Não sei bem quando ou porquê eu comecei a me interessar por cozinhar. A lembrança mais antiga que tenho é de minha mãe me puxando para a cozinha, para me ensinar a fazer arroz branco, comum, e o molho de macarrão com tomates frescos que só ela sabe temperar.
Tudo que eu sei de cozinha aprendi de um jeito: prática. Minhas receitas são criadas da minha cabeça e implementadas dos meus testes ou então milimetricamente medidas de fontes confiáveis.
Tenho uma verdadeira paixão por cupcakes, pois acho que eles reúnem o que há de melhor na cozinha: manteiga, açúcar, fofurice, capricho e criatividade. Tudo na medida certa para uma pessoa saborear. Gosto de tentar coisas novas com esses pequenos e descobrir jeitos diferentes de decorá-los. Quando não estou fazendo nada, começo a pesquisar e estudar receitas, teorias e decorações de cupcakes. É, isso mesmo, estudar.
O blog também é uma maneira de praticar minha segunda paixão: fotografia. Sou daquelas que, enquanto passeia pelo parque, começa a achar ângulos de fotos que ficariam maravilhosas. Assim como eu estudo gastronomia e culinária, sento para ler sites e livros enormes sobre fotografia.

O gerúndio

Não fale mal dele antes de conhecê-lo melhor. Já ouvi por aí dizerem que jornalista jamais, sob nenhuma circunstância, pode usar o gerúndio. A justificativa fez sentido: “você usa o gerúndio quando não quer dar nenhuma previsão de término para sua a ação”, o que, no jornalismo, é basicamente como deixar o leitor esperando para sempre por aquela obra sanitária que o governo prometeu.
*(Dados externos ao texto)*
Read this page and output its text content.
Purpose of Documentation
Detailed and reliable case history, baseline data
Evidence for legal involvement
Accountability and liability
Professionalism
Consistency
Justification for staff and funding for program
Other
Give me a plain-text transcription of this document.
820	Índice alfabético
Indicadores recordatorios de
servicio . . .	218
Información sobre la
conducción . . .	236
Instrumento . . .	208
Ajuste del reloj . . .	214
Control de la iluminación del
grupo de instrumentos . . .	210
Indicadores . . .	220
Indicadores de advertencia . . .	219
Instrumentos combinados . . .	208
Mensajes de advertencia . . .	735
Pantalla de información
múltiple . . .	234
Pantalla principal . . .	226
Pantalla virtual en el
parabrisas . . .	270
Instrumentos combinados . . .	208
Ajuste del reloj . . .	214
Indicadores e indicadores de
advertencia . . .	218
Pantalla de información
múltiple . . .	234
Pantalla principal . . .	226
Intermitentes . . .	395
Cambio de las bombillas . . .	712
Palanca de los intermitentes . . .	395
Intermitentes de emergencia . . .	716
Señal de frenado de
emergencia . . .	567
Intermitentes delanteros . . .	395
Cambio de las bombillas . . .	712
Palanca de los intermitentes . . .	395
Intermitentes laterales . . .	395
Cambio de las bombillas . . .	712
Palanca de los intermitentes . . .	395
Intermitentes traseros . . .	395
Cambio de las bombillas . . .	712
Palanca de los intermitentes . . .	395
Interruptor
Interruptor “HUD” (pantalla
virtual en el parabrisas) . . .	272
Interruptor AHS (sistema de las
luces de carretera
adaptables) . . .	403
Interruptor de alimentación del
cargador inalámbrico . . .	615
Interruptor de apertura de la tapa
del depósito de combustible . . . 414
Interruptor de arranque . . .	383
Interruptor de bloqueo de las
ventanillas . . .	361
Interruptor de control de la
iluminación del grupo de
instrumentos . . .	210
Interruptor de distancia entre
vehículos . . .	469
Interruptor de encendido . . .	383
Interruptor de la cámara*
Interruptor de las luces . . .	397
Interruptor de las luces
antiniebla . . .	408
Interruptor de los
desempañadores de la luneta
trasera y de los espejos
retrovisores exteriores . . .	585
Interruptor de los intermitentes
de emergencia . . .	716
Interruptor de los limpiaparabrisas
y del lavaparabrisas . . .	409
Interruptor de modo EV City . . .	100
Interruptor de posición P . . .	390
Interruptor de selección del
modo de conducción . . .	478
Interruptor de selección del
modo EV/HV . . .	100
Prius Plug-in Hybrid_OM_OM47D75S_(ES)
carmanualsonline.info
Mas foi exatamente a mesma explicação que me convenceu a usar o gerúndio para o nome do blog: eu não tenho previsão de fim para minha produção de cupcakes, jamais pretendo parar de fazê-los ou de cozinhar em geral. Se não tiver mais encomendas, será para amigos. Se meus amigos enjoarem, será para minha família. Quando minha família me dizer “CHEGA”, será para mim mesma (e talvez meu corgi. Eu tinha uma husky siberiana linda, que infelizmente se foi, mas vai estar sempre na minha memória). Porque é o que eu amo fazer e o que me deixa feliz.